This month we are celebrating the oeuvre of Hrishikesh Mukherjee, who made 43 films between 1957 to 1998. I’m going to talk about one of my favourites – Abhimaan.
Abhimaan released in July 1973. It was a massive success then and the story hasn’t lost its poignancy over the years. Because Abhimaan works at many levels – it’s about the fragility of love and marriage, the damage that hubris inflicts, the fleeting nature of fame and the relationship of an artist with his art. Amitabh Bachchan and Jaya Bachchan – the film was released a few weeks after they were married – play Subir and Uma. He is introduced as ‘desh ka sabse bada gayak’. She is a simple girl with a golden voice, which he falls in love with. Subir insists that she sing but when she becomes more famous than him, their marriage crumbles.
Hrishi da tells this story with great economy. In the space of a song, he establishes the increasingly skewed equation between Uma and Subir. Watch out for the scene where photographers are asking her to pose solo and a fan pulls away the autograph book from him so she can sign it.

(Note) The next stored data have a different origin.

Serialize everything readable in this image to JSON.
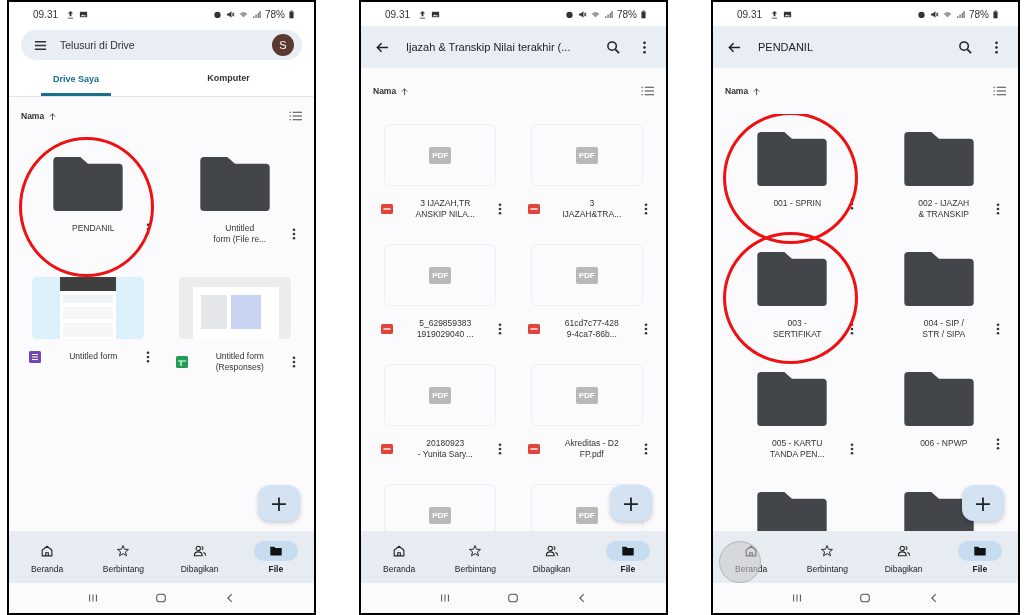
{
  "phones": [
    {
      "status": {
        "time": "09.31",
        "battery": "78%"
      },
      "header": {
        "kind": "search",
        "placeholder": "Telusuri di Drive",
        "avatar": "S"
      },
      "tabs": [
        {
          "label": "Drive Saya",
          "selected": true
        },
        {
          "label": "Komputer",
          "selected": false
        }
      ],
      "sort": "Nama",
      "items": [
        {
          "kind": "folder",
          "name": "PENDANIL",
          "highlighted": true
        },
        {
          "kind": "folder",
          "name": "Untitled\nform (File re..."
        },
        {
          "kind": "form",
          "name": "Untitled form"
        },
        {
          "kind": "sheet",
          "name": "Untitled form\n(Responses)"
        }
      ],
      "fab": "+",
      "nav": [
        {
          "kind": "home",
          "label": "Beranda",
          "selected": false
        },
        {
          "kind": "star",
          "label": "Berbintang",
          "selected": false
        },
        {
          "kind": "people",
          "label": "Dibagikan",
          "selected": false
        },
        {
          "kind": "folder",
          "label": "File",
          "selected": true
        }
      ]
    },
    {
      "status": {
        "time": "09.31",
        "battery": "78%"
      },
      "header": {
        "kind": "title",
        "title": "Ijazah & Transkip Nilai terakhir (..."
      },
      "sort": "Nama",
      "items": [
        {
          "kind": "pdf",
          "thumb_label": "PDF",
          "name": "3 IJAZAH,TR\nANSKIP NILA..."
        },
        {
          "kind": "pdf",
          "thumb_label": "PDF",
          "name": "3\nIJAZAH&TRA..."
        },
        {
          "kind": "pdf",
          "thumb_label": "PDF",
          "name": "5_629859383\n1919029040 ..."
        },
        {
          "kind": "pdf",
          "thumb_label": "PDF",
          "name": "61cd7c77-428\n9-4ca7-86b..."
        },
        {
          "kind": "pdf",
          "thumb_label": "PDF",
          "name": "20180923\n- Yunita Sary..."
        },
        {
          "kind": "pdf",
          "thumb_label": "PDF",
          "name": "Akreditas - D2\nFP.pdf"
        },
        {
          "kind": "pdf",
          "thumb_label": "PDF"
        },
        {
          "kind": "pdf",
          "thumb_label": "PDF"
        }
      ],
      "fab": "+",
      "nav": [
        {
          "kind": "home",
          "label": "Beranda",
          "selected": false
        },
        {
          "kind": "star",
          "label": "Berbintang",
          "selected": false
        },
        {
          "kind": "people",
          "label": "Dibagikan",
          "selected": false
        },
        {
          "kind": "folder",
          "label": "File",
          "selected": true
        }
      ]
    },
    {
      "status": {
        "time": "09.31",
        "battery": "78%"
      },
      "header": {
        "kind": "title",
        "title": "PENDANIL"
      },
      "sort": "Nama",
      "items": [
        {
          "kind": "folder",
          "name": "001 - SPRIN",
          "highlighted": true
        },
        {
          "kind": "folder",
          "name": "002 - IJAZAH\n& TRANSKIP"
        },
        {
          "kind": "folder",
          "name": "003 -\nSERTIFIKAT",
          "highlighted": true
        },
        {
          "kind": "folder",
          "name": "004 - SIP /\nSTR / SIPA"
        },
        {
          "kind": "folder",
          "name": "005 - KARTU\nTANDA PEN..."
        },
        {
          "kind": "folder",
          "name": "006 - NPWP"
        },
        {
          "kind": "folder"
        },
        {
          "kind": "folder"
        }
      ],
      "fab": "+",
      "touch": true,
      "nav": [
        {
          "kind": "home",
          "label": "Beranda",
          "selected": false
        },
        {
          "kind": "star",
          "label": "Berbintang",
          "selected": false
        },
        {
          "kind": "people",
          "label": "Dibagikan",
          "selected": false
        },
        {
          "kind": "folder",
          "label": "File",
          "selected": true
        }
      ]
    }
  ]
}
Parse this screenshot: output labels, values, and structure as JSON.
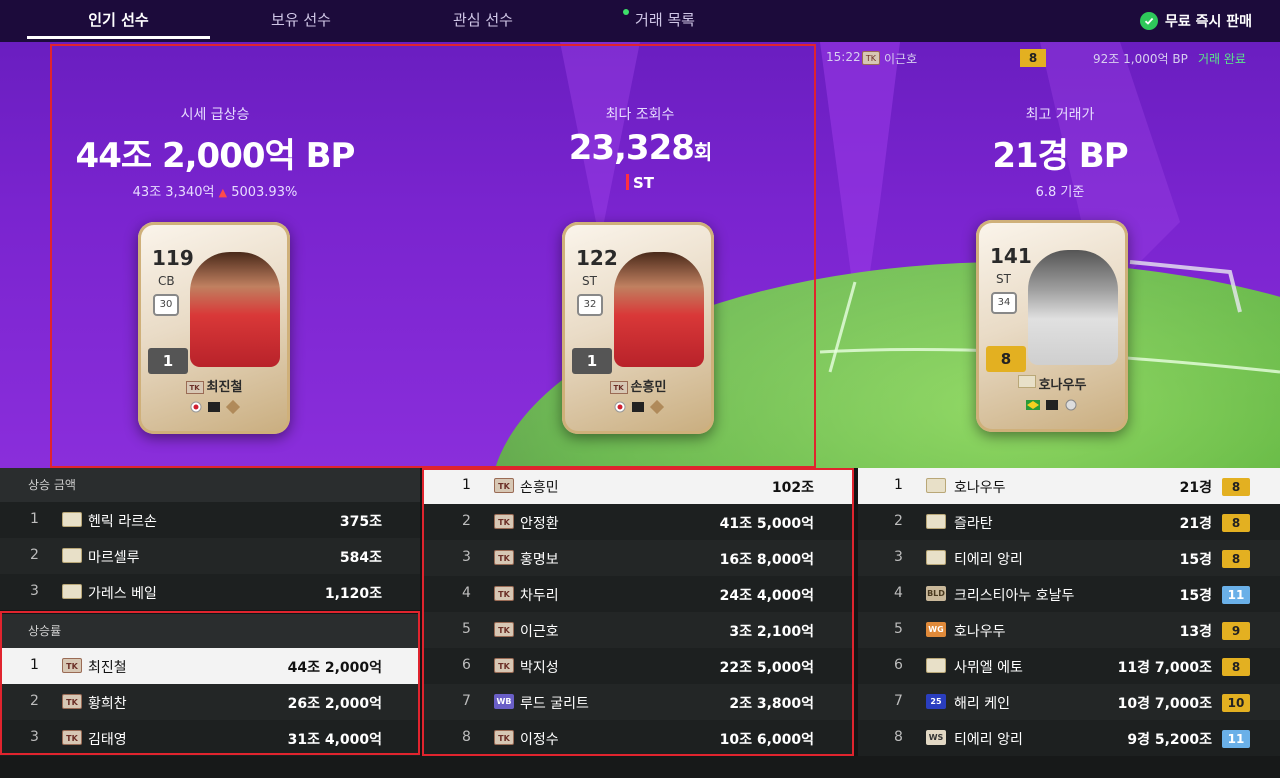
{
  "nav": {
    "tabs": [
      {
        "label": "인기 선수"
      },
      {
        "label": "보유 선수"
      },
      {
        "label": "관심 선수"
      },
      {
        "label": "거래 목록"
      }
    ],
    "instant_sell": "무료 즉시 판매"
  },
  "ticker": {
    "time": "15:22",
    "tag": "TK",
    "name": "이근호",
    "grade": "8",
    "price": "92조 1,000억 BP",
    "status": "거래 완료"
  },
  "hero": {
    "surge": {
      "label": "시세 급상승",
      "value": "44조 2,000억 BP",
      "prev": "43조 3,340억",
      "change": "5003.93%",
      "card": {
        "ovr": "119",
        "pos": "CB",
        "badge": "30",
        "grade": "1",
        "tag": "TK",
        "name": "최진철"
      }
    },
    "views": {
      "label": "최다 조회수",
      "value": "23,328",
      "unit": "회",
      "pos": "ST",
      "card": {
        "ovr": "122",
        "pos": "ST",
        "badge": "32",
        "grade": "1",
        "tag": "TK",
        "name": "손흥민"
      }
    },
    "top_trade": {
      "label": "최고 거래가",
      "value": "21경 BP",
      "sub": "6.8 기준",
      "card": {
        "ovr": "141",
        "pos": "ST",
        "badge": "34",
        "grade": "8",
        "name": "호나우두"
      }
    }
  },
  "left": {
    "rise_amount": {
      "header": "상승 금액",
      "rows": [
        {
          "rank": "1",
          "tag": "",
          "name": "헨릭 라르손",
          "value": "375조"
        },
        {
          "rank": "2",
          "tag": "",
          "name": "마르셀루",
          "value": "584조"
        },
        {
          "rank": "3",
          "tag": "",
          "name": "가레스 베일",
          "value": "1,120조"
        }
      ]
    },
    "rise_rate": {
      "header": "상승률",
      "rows": [
        {
          "rank": "1",
          "tag": "TK",
          "name": "최진철",
          "value": "44조 2,000억"
        },
        {
          "rank": "2",
          "tag": "TK",
          "name": "황희찬",
          "value": "26조 2,000억"
        },
        {
          "rank": "3",
          "tag": "TK",
          "name": "김태영",
          "value": "31조 4,000억"
        }
      ]
    }
  },
  "middle": {
    "rows": [
      {
        "rank": "1",
        "tag": "TK",
        "name": "손흥민",
        "value": "102조"
      },
      {
        "rank": "2",
        "tag": "TK",
        "name": "안정환",
        "value": "41조 5,000억"
      },
      {
        "rank": "3",
        "tag": "TK",
        "name": "홍명보",
        "value": "16조 8,000억"
      },
      {
        "rank": "4",
        "tag": "TK",
        "name": "차두리",
        "value": "24조 4,000억"
      },
      {
        "rank": "5",
        "tag": "TK",
        "name": "이근호",
        "value": "3조 2,100억"
      },
      {
        "rank": "6",
        "tag": "TK",
        "name": "박지성",
        "value": "22조 5,000억"
      },
      {
        "rank": "7",
        "tag": "WB",
        "name": "루드 굴리트",
        "value": "2조 3,800억"
      },
      {
        "rank": "8",
        "tag": "TK",
        "name": "이정수",
        "value": "10조 6,000억"
      }
    ]
  },
  "right": {
    "rows": [
      {
        "rank": "1",
        "tag": "",
        "name": "호나우두",
        "value": "21경",
        "grade": "8",
        "grade_color": "#e3b021"
      },
      {
        "rank": "2",
        "tag": "",
        "name": "즐라탄",
        "value": "21경",
        "grade": "8",
        "grade_color": "#e3b021"
      },
      {
        "rank": "3",
        "tag": "",
        "name": "티에리 앙리",
        "value": "15경",
        "grade": "8",
        "grade_color": "#e3b021"
      },
      {
        "rank": "4",
        "tag": "BLD",
        "name": "크리스티아누 호날두",
        "value": "15경",
        "grade": "11",
        "grade_color": "#6ab0e8"
      },
      {
        "rank": "5",
        "tag": "WG",
        "name": "호나우두",
        "value": "13경",
        "grade": "9",
        "grade_color": "#e3b021"
      },
      {
        "rank": "6",
        "tag": "",
        "name": "사뮈엘 에토",
        "value": "11경 7,000조",
        "grade": "8",
        "grade_color": "#e3b021"
      },
      {
        "rank": "7",
        "tag": "25",
        "name": "해리 케인",
        "value": "10경 7,000조",
        "grade": "10",
        "grade_color": "#e3b021"
      },
      {
        "rank": "8",
        "tag": "WS",
        "name": "티에리 앙리",
        "value": "9경 5,200조",
        "grade": "11",
        "grade_color": "#6ab0e8"
      }
    ]
  }
}
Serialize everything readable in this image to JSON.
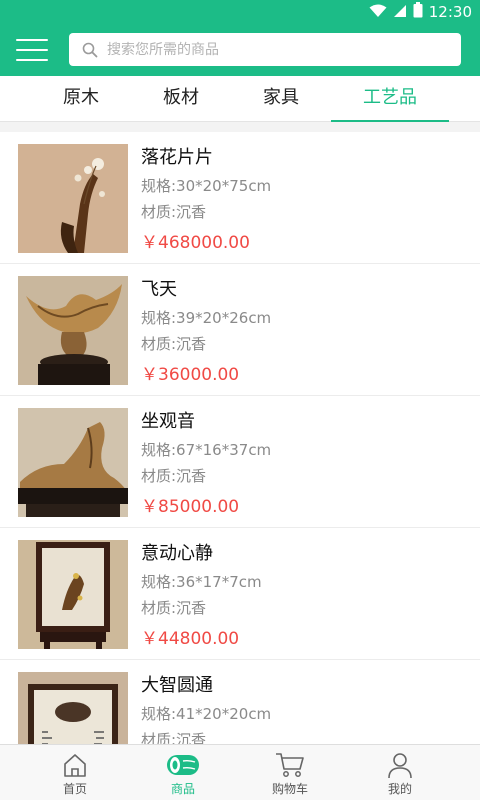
{
  "status_bar": {
    "time": "12:30"
  },
  "search": {
    "placeholder": "搜索您所需的商品"
  },
  "tabs": [
    {
      "label": "原木",
      "active": false
    },
    {
      "label": "板材",
      "active": false
    },
    {
      "label": "家具",
      "active": false
    },
    {
      "label": "工艺品",
      "active": true
    }
  ],
  "products": [
    {
      "name": "落花片片",
      "spec": "规格:30*20*75cm",
      "material": "材质:沉香",
      "price": "￥468000.00",
      "image": "agarwood-carving-flowers"
    },
    {
      "name": "飞天",
      "spec": "规格:39*20*26cm",
      "material": "材质:沉香",
      "price": "￥36000.00",
      "image": "agarwood-sculpture-on-stand"
    },
    {
      "name": "坐观音",
      "spec": "规格:67*16*37cm",
      "material": "材质:沉香",
      "price": "￥85000.00",
      "image": "agarwood-guanyin-carving"
    },
    {
      "name": "意动心静",
      "spec": "规格:36*17*7cm",
      "material": "材质:沉香",
      "price": "￥44800.00",
      "image": "framed-agarwood-screen"
    },
    {
      "name": "大智圆通",
      "spec": "规格:41*20*20cm",
      "material": "材质:沉香",
      "price": "",
      "image": "table-screen-calligraphy"
    }
  ],
  "bottom_nav": [
    {
      "label": "首页",
      "icon": "home-icon",
      "active": false
    },
    {
      "label": "商品",
      "icon": "goods-icon",
      "active": true
    },
    {
      "label": "购物车",
      "icon": "cart-icon",
      "active": false
    },
    {
      "label": "我的",
      "icon": "profile-icon",
      "active": false
    }
  ],
  "colors": {
    "primary": "#1cbc87",
    "price": "#f04a45",
    "muted_text": "#8a8a8a"
  }
}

Soon enough, Subir reveals himself to be insecure and petty. This isn’t a hero you can root for but Bachchan played him with aplomb. Watch the scene in which he shuns his close friend and manager Chandru because Chandru isn’t afraid to spell out what Subir’s problem is.
What made the film more heart-breaking was the vulnerability and grace of Jaya Bachchan, who I think, has never looked lovelier. Uma doesn’t say much but her tragedy resonates through the film. When she finally breaks down in the climax, I can guarantee that you will weep with her.
And of course holding together the narrative is S. D. Burman’s landmark soundtrack. Abhimaan is one of the greatest film albums of all time. The songs, written by Majrooh Sultanpuri, are absolute magic. These tunes can never get old.
Abhimaan has a sweetness and sadness that is quintessential Hrishikesh Mukherjee. You can catch the film on YouTube.